Eric and I met on plenty of fish after I moved back to our home town following a three year absence. I put up my profile and two hours later I had a message from him. We went to Starbucks that night. I was 7 months pregnant at the time but he was ok with that. My daughter Cordelia was born December 21st and Eric was there with me, and even cut the cord when she was born. We got engaged in January and we didn’t want to wait so we got married at a local city building on February 6th. We are now happily married and raising our daughter together, all because of Plenty of Fish!
Him: Way too fat, fagbeard, slouchy posture, ill-fitting suit, those weird shoes that add 6 inches to a man’s height.
Her: Also somewhat overweight. May have a lazy eye. 7-months pregnant on PoF.
On the upside:
Men and women can lose weight.
Probably still cuter than many of the fugly skank-ho wimminz on PoF that night.
They’re (at least pretending to be) monogamous.
One will note that I am not necessarily criticizing him for marrying the woman, nor am I calling him a cuck, for adopting (at least in theory) the kid.
I recognize that this has been an outlier pattern in patriarchy since the beginning of it. A man has the right to do whatever he wants in his own household, including the risking of its dissolution. This is a pre-Christian concept called paterfamilias, encoded in Table IV of the old Roman code.

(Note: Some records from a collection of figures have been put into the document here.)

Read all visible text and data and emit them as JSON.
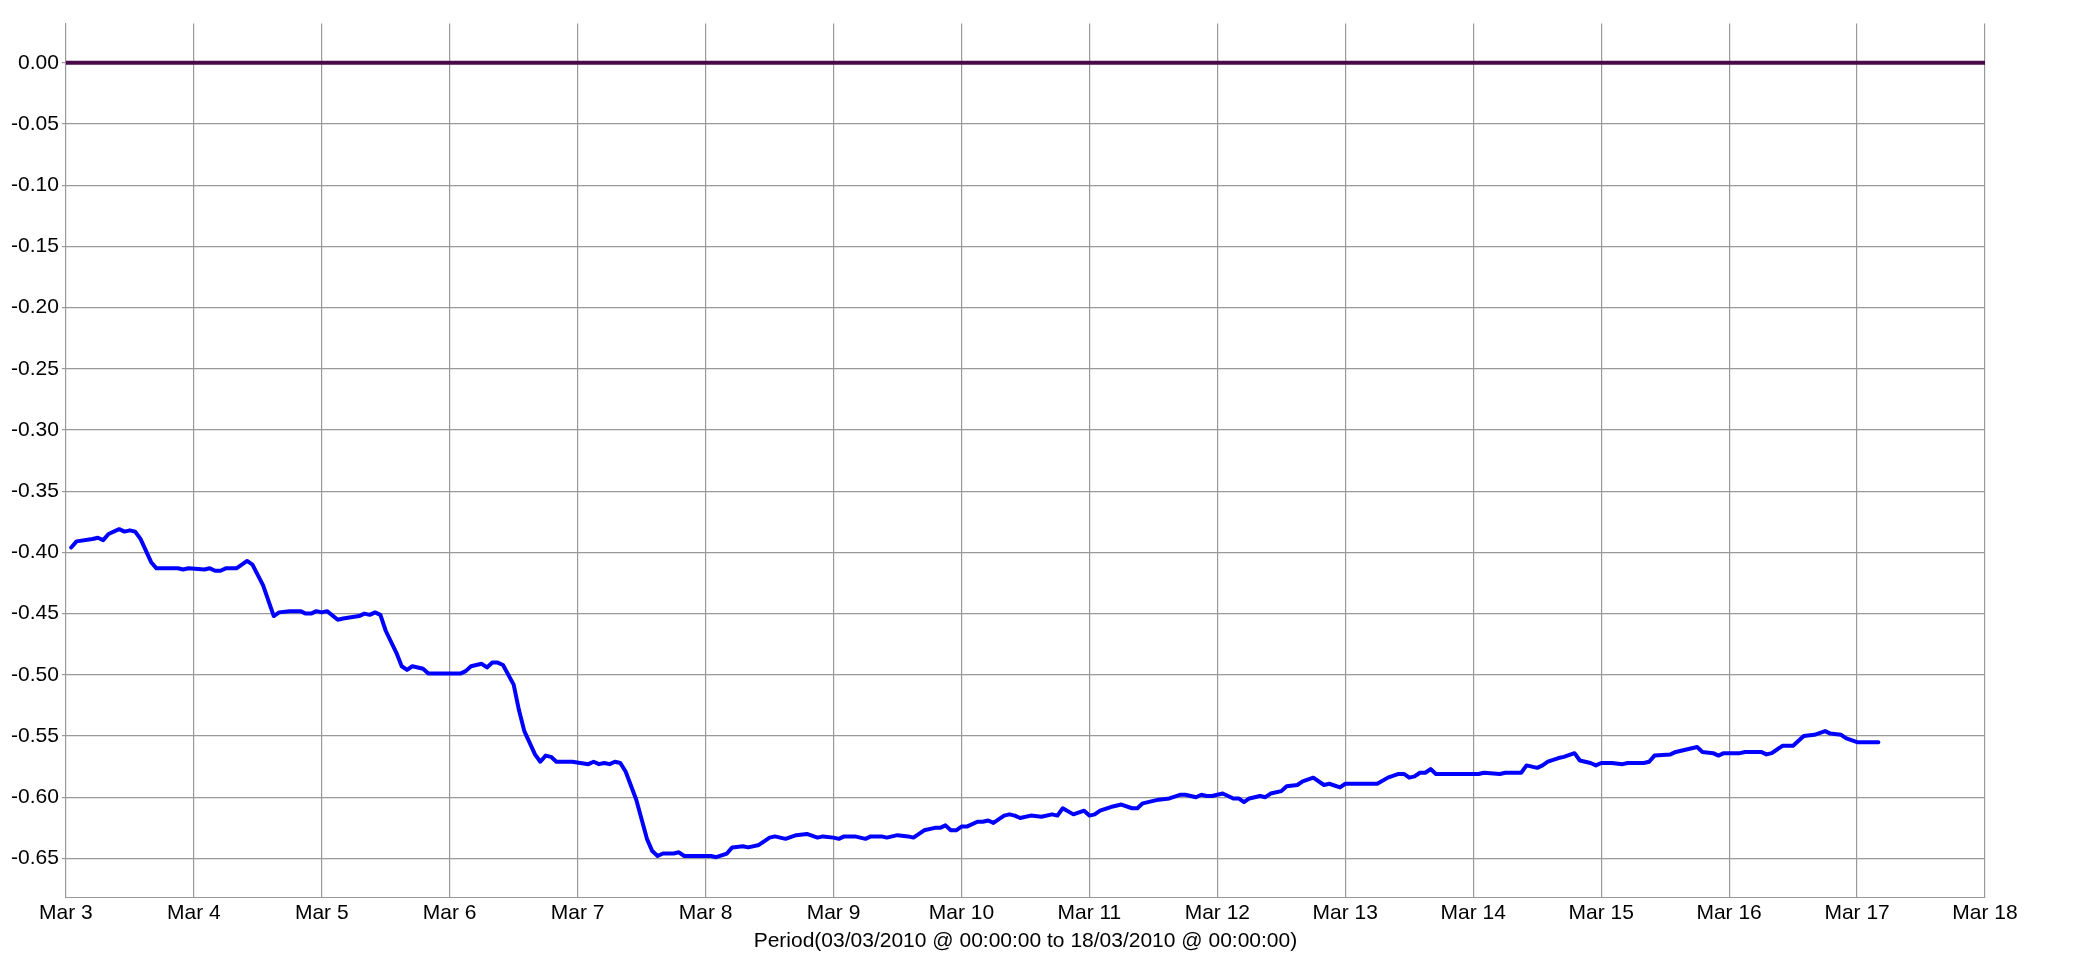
{
  "chart_data": {
    "type": "line",
    "xlabel": "Period(03/03/2010 @ 00:00:00 to 18/03/2010 @ 00:00:00)",
    "xlim": [
      "2010-03-03",
      "2010-03-18"
    ],
    "xticks": [
      {
        "value": "2010-03-03",
        "label": "Mar 3"
      },
      {
        "value": "2010-03-04",
        "label": "Mar 4"
      },
      {
        "value": "2010-03-05",
        "label": "Mar 5"
      },
      {
        "value": "2010-03-06",
        "label": "Mar 6"
      },
      {
        "value": "2010-03-07",
        "label": "Mar 7"
      },
      {
        "value": "2010-03-08",
        "label": "Mar 8"
      },
      {
        "value": "2010-03-09",
        "label": "Mar 9"
      },
      {
        "value": "2010-03-10",
        "label": "Mar 10"
      },
      {
        "value": "2010-03-11",
        "label": "Mar 11"
      },
      {
        "value": "2010-03-12",
        "label": "Mar 12"
      },
      {
        "value": "2010-03-13",
        "label": "Mar 13"
      },
      {
        "value": "2010-03-14",
        "label": "Mar 14"
      },
      {
        "value": "2010-03-15",
        "label": "Mar 15"
      },
      {
        "value": "2010-03-16",
        "label": "Mar 16"
      },
      {
        "value": "2010-03-17",
        "label": "Mar 17"
      },
      {
        "value": "2010-03-18",
        "label": "Mar 18"
      }
    ],
    "ylim": [
      -0.682,
      0.032
    ],
    "yticks": [
      {
        "value": 0,
        "label": "0.00"
      },
      {
        "value": -0.05,
        "label": "-0.05"
      },
      {
        "value": -0.1,
        "label": "-0.10"
      },
      {
        "value": -0.15,
        "label": "-0.15"
      },
      {
        "value": -0.2,
        "label": "-0.20"
      },
      {
        "value": -0.25,
        "label": "-0.25"
      },
      {
        "value": -0.3,
        "label": "-0.30"
      },
      {
        "value": -0.35,
        "label": "-0.35"
      },
      {
        "value": -0.4,
        "label": "-0.40"
      },
      {
        "value": -0.45,
        "label": "-0.45"
      },
      {
        "value": -0.5,
        "label": "-0.50"
      },
      {
        "value": -0.55,
        "label": "-0.55"
      },
      {
        "value": -0.6,
        "label": "-0.60"
      },
      {
        "value": -0.65,
        "label": "-0.65"
      }
    ],
    "grid": true,
    "legend": false,
    "series": [
      {
        "color": "#4a0a4a",
        "x": [
          "2010-03-03",
          "2010-03-18"
        ],
        "values": [
          0,
          0
        ]
      },
      {
        "color": "#0000ff",
        "x": [
          "2010-03-03T01:00",
          "2010-03-03T02:00",
          "2010-03-03T05:00",
          "2010-03-03T06:00",
          "2010-03-03T07:00",
          "2010-03-03T08:00",
          "2010-03-03T10:00",
          "2010-03-03T11:00",
          "2010-03-03T12:00",
          "2010-03-03T13:00",
          "2010-03-03T14:00",
          "2010-03-03T16:00",
          "2010-03-03T17:00",
          "2010-03-03T21:00",
          "2010-03-03T22:00",
          "2010-03-03T23:00",
          "2010-03-04T02:00",
          "2010-03-04T03:00",
          "2010-03-04T04:00",
          "2010-03-04T05:00",
          "2010-03-04T06:00",
          "2010-03-04T08:00",
          "2010-03-04T10:00",
          "2010-03-04T11:00",
          "2010-03-04T13:00",
          "2010-03-04T15:00",
          "2010-03-04T16:00",
          "2010-03-04T18:00",
          "2010-03-04T19:00",
          "2010-03-04T20:00",
          "2010-03-04T21:00",
          "2010-03-04T22:00",
          "2010-03-04T23:00",
          "2010-03-05T00:00",
          "2010-03-05T01:00",
          "2010-03-05T03:00",
          "2010-03-05T04:00",
          "2010-03-05T07:00",
          "2010-03-05T08:00",
          "2010-03-05T09:00",
          "2010-03-05T10:00",
          "2010-03-05T11:00",
          "2010-03-05T12:00",
          "2010-03-05T14:00",
          "2010-03-05T15:00",
          "2010-03-05T16:00",
          "2010-03-05T17:00",
          "2010-03-05T19:00",
          "2010-03-05T20:00",
          "2010-03-06T02:00",
          "2010-03-06T03:00",
          "2010-03-06T04:00",
          "2010-03-06T06:00",
          "2010-03-06T07:00",
          "2010-03-06T08:00",
          "2010-03-06T09:00",
          "2010-03-06T10:00",
          "2010-03-06T12:00",
          "2010-03-06T13:00",
          "2010-03-06T14:00",
          "2010-03-06T16:00",
          "2010-03-06T17:00",
          "2010-03-06T18:00",
          "2010-03-06T19:00",
          "2010-03-06T20:00",
          "2010-03-06T23:00",
          "2010-03-07T02:00",
          "2010-03-07T03:00",
          "2010-03-07T04:00",
          "2010-03-07T05:00",
          "2010-03-07T06:00",
          "2010-03-07T07:00",
          "2010-03-07T08:00",
          "2010-03-07T09:00",
          "2010-03-07T11:00",
          "2010-03-07T13:00",
          "2010-03-07T14:00",
          "2010-03-07T15:00",
          "2010-03-07T16:00",
          "2010-03-07T18:00",
          "2010-03-07T19:00",
          "2010-03-07T20:00",
          "2010-03-08T01:00",
          "2010-03-08T02:00",
          "2010-03-08T04:00",
          "2010-03-08T05:00",
          "2010-03-08T07:00",
          "2010-03-08T08:00",
          "2010-03-08T10:00",
          "2010-03-08T12:00",
          "2010-03-08T13:00",
          "2010-03-08T15:00",
          "2010-03-08T17:00",
          "2010-03-08T19:00",
          "2010-03-08T21:00",
          "2010-03-08T22:00",
          "2010-03-09T00:00",
          "2010-03-09T01:00",
          "2010-03-09T02:00",
          "2010-03-09T04:00",
          "2010-03-09T06:00",
          "2010-03-09T07:00",
          "2010-03-09T09:00",
          "2010-03-09T10:00",
          "2010-03-09T12:00",
          "2010-03-09T14:00",
          "2010-03-09T15:00",
          "2010-03-09T17:00",
          "2010-03-09T19:00",
          "2010-03-09T20:00",
          "2010-03-09T21:00",
          "2010-03-09T22:00",
          "2010-03-09T23:00",
          "2010-03-10T00:00",
          "2010-03-10T01:00",
          "2010-03-10T03:00",
          "2010-03-10T04:00",
          "2010-03-10T05:00",
          "2010-03-10T06:00",
          "2010-03-10T08:00",
          "2010-03-10T09:00",
          "2010-03-10T10:00",
          "2010-03-10T11:00",
          "2010-03-10T13:00",
          "2010-03-10T15:00",
          "2010-03-10T17:00",
          "2010-03-10T18:00",
          "2010-03-10T19:00",
          "2010-03-10T21:00",
          "2010-03-10T23:00",
          "2010-03-11T00:00",
          "2010-03-11T01:00",
          "2010-03-11T02:00",
          "2010-03-11T04:00",
          "2010-03-11T06:00",
          "2010-03-11T08:00",
          "2010-03-11T09:00",
          "2010-03-11T10:00",
          "2010-03-11T13:00",
          "2010-03-11T15:00",
          "2010-03-11T17:00",
          "2010-03-11T18:00",
          "2010-03-11T20:00",
          "2010-03-11T21:00",
          "2010-03-11T22:00",
          "2010-03-11T23:00",
          "2010-03-12T01:00",
          "2010-03-12T03:00",
          "2010-03-12T04:00",
          "2010-03-12T05:00",
          "2010-03-12T06:00",
          "2010-03-12T08:00",
          "2010-03-12T09:00",
          "2010-03-12T10:00",
          "2010-03-12T12:00",
          "2010-03-12T13:00",
          "2010-03-12T15:00",
          "2010-03-12T16:00",
          "2010-03-12T18:00",
          "2010-03-12T20:00",
          "2010-03-12T21:00",
          "2010-03-12T23:00",
          "2010-03-13T00:00",
          "2010-03-13T06:00",
          "2010-03-13T08:00",
          "2010-03-13T10:00",
          "2010-03-13T11:00",
          "2010-03-13T12:00",
          "2010-03-13T13:00",
          "2010-03-13T14:00",
          "2010-03-13T15:00",
          "2010-03-13T16:00",
          "2010-03-13T17:00",
          "2010-03-13T23:00",
          "2010-03-14T01:00",
          "2010-03-14T02:00",
          "2010-03-14T05:00",
          "2010-03-14T06:00",
          "2010-03-14T09:00",
          "2010-03-14T10:00",
          "2010-03-14T12:00",
          "2010-03-14T13:00",
          "2010-03-14T14:00",
          "2010-03-14T16:00",
          "2010-03-14T17:00",
          "2010-03-14T19:00",
          "2010-03-14T20:00",
          "2010-03-14T22:00",
          "2010-03-14T23:00",
          "2010-03-15T00:00",
          "2010-03-15T01:00",
          "2010-03-15T02:00",
          "2010-03-15T04:00",
          "2010-03-15T05:00",
          "2010-03-15T08:00",
          "2010-03-15T09:00",
          "2010-03-15T10:00",
          "2010-03-15T13:00",
          "2010-03-15T14:00",
          "2010-03-15T16:00",
          "2010-03-15T18:00",
          "2010-03-15T19:00",
          "2010-03-15T21:00",
          "2010-03-15T22:00",
          "2010-03-15T23:00",
          "2010-03-16T02:00",
          "2010-03-16T03:00",
          "2010-03-16T06:00",
          "2010-03-16T07:00",
          "2010-03-16T08:00",
          "2010-03-16T10:00",
          "2010-03-16T11:00",
          "2010-03-16T12:00",
          "2010-03-16T14:00",
          "2010-03-16T16:00",
          "2010-03-16T18:00",
          "2010-03-16T19:00",
          "2010-03-16T21:00",
          "2010-03-16T22:00",
          "2010-03-17T00:00",
          "2010-03-17T04:00"
        ],
        "values": [
          -0.396,
          -0.391,
          -0.389,
          -0.388,
          -0.39,
          -0.385,
          -0.381,
          -0.383,
          -0.382,
          -0.383,
          -0.389,
          -0.408,
          -0.413,
          -0.413,
          -0.414,
          -0.413,
          -0.414,
          -0.413,
          -0.415,
          -0.415,
          -0.413,
          -0.413,
          -0.407,
          -0.41,
          -0.427,
          -0.452,
          -0.449,
          -0.448,
          -0.448,
          -0.448,
          -0.45,
          -0.45,
          -0.448,
          -0.449,
          -0.448,
          -0.455,
          -0.454,
          -0.452,
          -0.45,
          -0.451,
          -0.449,
          -0.451,
          -0.464,
          -0.482,
          -0.493,
          -0.496,
          -0.493,
          -0.495,
          -0.499,
          -0.499,
          -0.497,
          -0.493,
          -0.491,
          -0.494,
          -0.49,
          -0.49,
          -0.492,
          -0.508,
          -0.529,
          -0.546,
          -0.565,
          -0.571,
          -0.566,
          -0.567,
          -0.571,
          -0.571,
          -0.573,
          -0.571,
          -0.573,
          -0.572,
          -0.573,
          -0.571,
          -0.572,
          -0.579,
          -0.602,
          -0.634,
          -0.644,
          -0.648,
          -0.646,
          -0.646,
          -0.645,
          -0.648,
          -0.648,
          -0.649,
          -0.646,
          -0.641,
          -0.64,
          -0.641,
          -0.639,
          -0.633,
          -0.632,
          -0.634,
          -0.631,
          -0.63,
          -0.633,
          -0.632,
          -0.633,
          -0.634,
          -0.632,
          -0.632,
          -0.634,
          -0.632,
          -0.632,
          -0.633,
          -0.631,
          -0.632,
          -0.633,
          -0.627,
          -0.625,
          -0.625,
          -0.623,
          -0.627,
          -0.627,
          -0.624,
          -0.624,
          -0.62,
          -0.62,
          -0.619,
          -0.621,
          -0.615,
          -0.614,
          -0.615,
          -0.617,
          -0.615,
          -0.616,
          -0.614,
          -0.615,
          -0.609,
          -0.614,
          -0.611,
          -0.615,
          -0.614,
          -0.611,
          -0.608,
          -0.606,
          -0.609,
          -0.609,
          -0.605,
          -0.602,
          -0.601,
          -0.598,
          -0.598,
          -0.6,
          -0.598,
          -0.599,
          -0.599,
          -0.597,
          -0.601,
          -0.601,
          -0.604,
          -0.601,
          -0.599,
          -0.6,
          -0.597,
          -0.595,
          -0.591,
          -0.59,
          -0.587,
          -0.584,
          -0.59,
          -0.589,
          -0.592,
          -0.589,
          -0.589,
          -0.584,
          -0.581,
          -0.581,
          -0.584,
          -0.583,
          -0.58,
          -0.58,
          -0.577,
          -0.581,
          -0.581,
          -0.581,
          -0.58,
          -0.581,
          -0.58,
          -0.58,
          -0.574,
          -0.576,
          -0.574,
          -0.571,
          -0.568,
          -0.567,
          -0.564,
          -0.57,
          -0.572,
          -0.574,
          -0.572,
          -0.572,
          -0.572,
          -0.573,
          -0.572,
          -0.572,
          -0.571,
          -0.566,
          -0.565,
          -0.563,
          -0.561,
          -0.559,
          -0.563,
          -0.564,
          -0.566,
          -0.564,
          -0.564,
          -0.563,
          -0.563,
          -0.565,
          -0.564,
          -0.558,
          -0.558,
          -0.558,
          -0.55,
          -0.549,
          -0.546,
          -0.548,
          -0.549,
          -0.552,
          -0.555,
          -0.555
        ]
      }
    ]
  }
}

I wish these people no ill, but I would be curious to see what their marriage is like, some five years on. Are they still together? I’d like to think so, but I’m a dreamer. I have never seen a scenario quite this risky play out in meatspace, however I have seen scenarios that included one or two of the pieces to this jigsaw puzzle enacted, and they always ended in a spectacular shower of drama, angst and confusion.